Minik Carine pazar ayini sonrası göğsüne bastırdığı kokulu katolik tesbihiyle inancını tazeliyor ve koşar adım evine gidiyordu. Güneş öğle sonrasında iyice alçalmış gün batımına birkaç saat kalmıştı. Aref Marche’un serseri ve bağımlı oğlu Darcy Marche bu sıralarda babasının yola çıkmak üzere olduğunu fakat istenen parayı toplayamadığını öğrenmiş amcasını tehdit eden Nourice’in evine problemi kendince çözmeye gitmişti Nouris’in karısını ya da kızını esir alcak örgütün istediği haraç için biraz zaman kazanacaktı. Fakat evdeki hesap çarşıya uymamıştır. Nourice’in karısı henüz on yedi yaşındaki bu kuvvetli ama aklızayıf delikanlıyla şiddetli bir mücadeleye girecek onun gözlerini morartıp kollarından ısırarak etkisiz hale getirmiş fakat yaralı vaziyette evden kaçmasına engel olamamıştır.
Gururu ezilmiş darbe yemiş bu bağımlı zayıf akıllı genç Darcy Marche eve girdiği esnada Anne Medeline Marche’ın yüksek soluklu aşağılamalarıyla beceriksizliğinden bir kez daha pişman olmuş strese girmişti. Susmak bilmeyen annesine karşı kendisini savunamıyor, tahammülü giderek güçleşiyordu. Sonunda annesini susturmak üzere üzerine atılmış; bir eliyle ağzını sıkı sıkı kapatmaya çalışırken diğer eliyle de açık kalan kapıyı örtmek üzere hamlede bulunmuştu. Tam bu sırada eve girmek üzere olan Carine Marche büyük karanlık bir kötülüğün annesine iliştiğini görür. Dehşetin heyecanıyla, zaten cok defalar sorunlar çıkartan akılsız abisinin kollarında çırpınan anneyi kurtarmak için küçücük bedeniyle atılır ve abisinin bir süredir kanayan - annesinin ısırdığını düşündüğü -kolundan bir ısırıkla onu durdurmaya çalışır. Fakat bir elinde annesi diğer kolunda kardeşiyle baş edemeyen akılsız abi Darcy Marche küçük Carine’in ısırdığı kolunu bırakması için ne kadar savursa da durduramaz. Carine’in ağzını açması için diğer elini anneden bırakır ve küçük çocuğun zarif boynuna sarılan kirli karanlık nasırlı elleri yavrucak boynuna yapışır fakat bu narin beden bu baskıya dayanamaz baygın bir vaziyetle yere yığılır.
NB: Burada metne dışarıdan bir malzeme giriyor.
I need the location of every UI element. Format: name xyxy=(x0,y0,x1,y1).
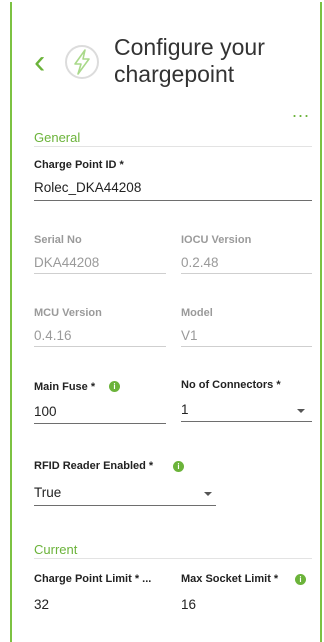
section-title-current: Current xyxy=(34,542,78,557)
max-socket-limit-input[interactable]: 16 xyxy=(181,597,196,612)
more-options-icon[interactable]: ... xyxy=(292,102,310,120)
mcu-version-label: MCU Version xyxy=(34,307,102,319)
page-title-line1: Configure your xyxy=(114,34,265,60)
charge-point-id-input[interactable]: Rolec_DKA44208 xyxy=(34,180,141,195)
section-title-general: General xyxy=(34,130,81,145)
rfid-reader-enabled-select[interactable]: True xyxy=(34,485,61,500)
page-title-line2: chargepoint xyxy=(114,61,235,87)
serial-no-label: Serial No xyxy=(34,234,82,246)
header: ‹ Configure your chargepoint xyxy=(34,34,314,94)
charge-point-limit-label: Charge Point Limit * ... xyxy=(34,573,152,585)
iocu-version-field: 0.2.48 xyxy=(181,255,219,270)
no-of-connectors-underline xyxy=(181,421,312,422)
lightning-bolt-icon xyxy=(65,45,99,79)
main-fuse-label: Main Fuse * xyxy=(34,381,96,393)
chevron-down-icon[interactable] xyxy=(297,409,305,413)
charge-point-limit-input[interactable]: 32 xyxy=(34,597,49,612)
iocu-version-underline xyxy=(181,273,312,274)
info-icon[interactable]: i xyxy=(109,381,120,392)
section-divider xyxy=(34,146,312,147)
main-fuse-input[interactable]: 100 xyxy=(34,404,57,419)
info-icon[interactable]: i xyxy=(173,461,184,472)
chevron-down-icon[interactable] xyxy=(204,492,212,496)
serial-no-underline xyxy=(34,273,166,274)
page-title: Configure your chargepoint xyxy=(114,34,314,88)
no-of-connectors-label: No of Connectors * xyxy=(181,379,281,391)
max-socket-limit-label: Max Socket Limit * xyxy=(181,573,279,585)
model-label: Model xyxy=(181,307,213,319)
mcu-version-underline xyxy=(34,346,166,347)
mcu-version-field: 0.4.16 xyxy=(34,328,72,343)
charge-point-id-underline xyxy=(34,200,312,201)
back-chevron-icon[interactable]: ‹ xyxy=(34,44,56,80)
section-divider xyxy=(34,558,312,559)
main-fuse-underline xyxy=(34,423,166,424)
model-underline xyxy=(181,346,312,347)
rfid-reader-enabled-underline xyxy=(34,505,216,506)
rfid-reader-enabled-label: RFID Reader Enabled * xyxy=(34,460,154,472)
serial-no-field: DKA44208 xyxy=(34,255,100,270)
charge-point-id-label: Charge Point ID * xyxy=(34,159,124,171)
info-icon[interactable]: i xyxy=(295,574,306,585)
iocu-version-label: IOCU Version xyxy=(181,234,252,246)
model-field: V1 xyxy=(181,328,198,343)
no-of-connectors-select[interactable]: 1 xyxy=(181,402,189,417)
Akılsız Darcy kardeşini öldürdüğü korkusuyla iyice çılgına döner diğer tarafta ise feodal kökenlerinde acıyı, nefreti, beceriyi ve aile gururunu hepsini bir arada düşünen anne kendini Darcyden daha çabuk toparlar ve hiç olmadık yerlere varan krizin çözümü için amca Silvian Sargent Marche arar ve durumu haber verir. Tüm bu olan biten arasında amcanın yanından ayrılan Nourice Mason evine gelmiş ve olan biten karşısında haraç için beklediği süre henüz dolmamasına rağmen parayı getirecek Aref Marche ve kardeşlerini beklemeden doğruca Aref’in evine gitmeye hem karısına saldırının hesabını sormaya hem de örgütün beklediği bedeli Darcy’i ya da ailenin bir başka çocuğunu esir alarak ödemeye karar vermiştir.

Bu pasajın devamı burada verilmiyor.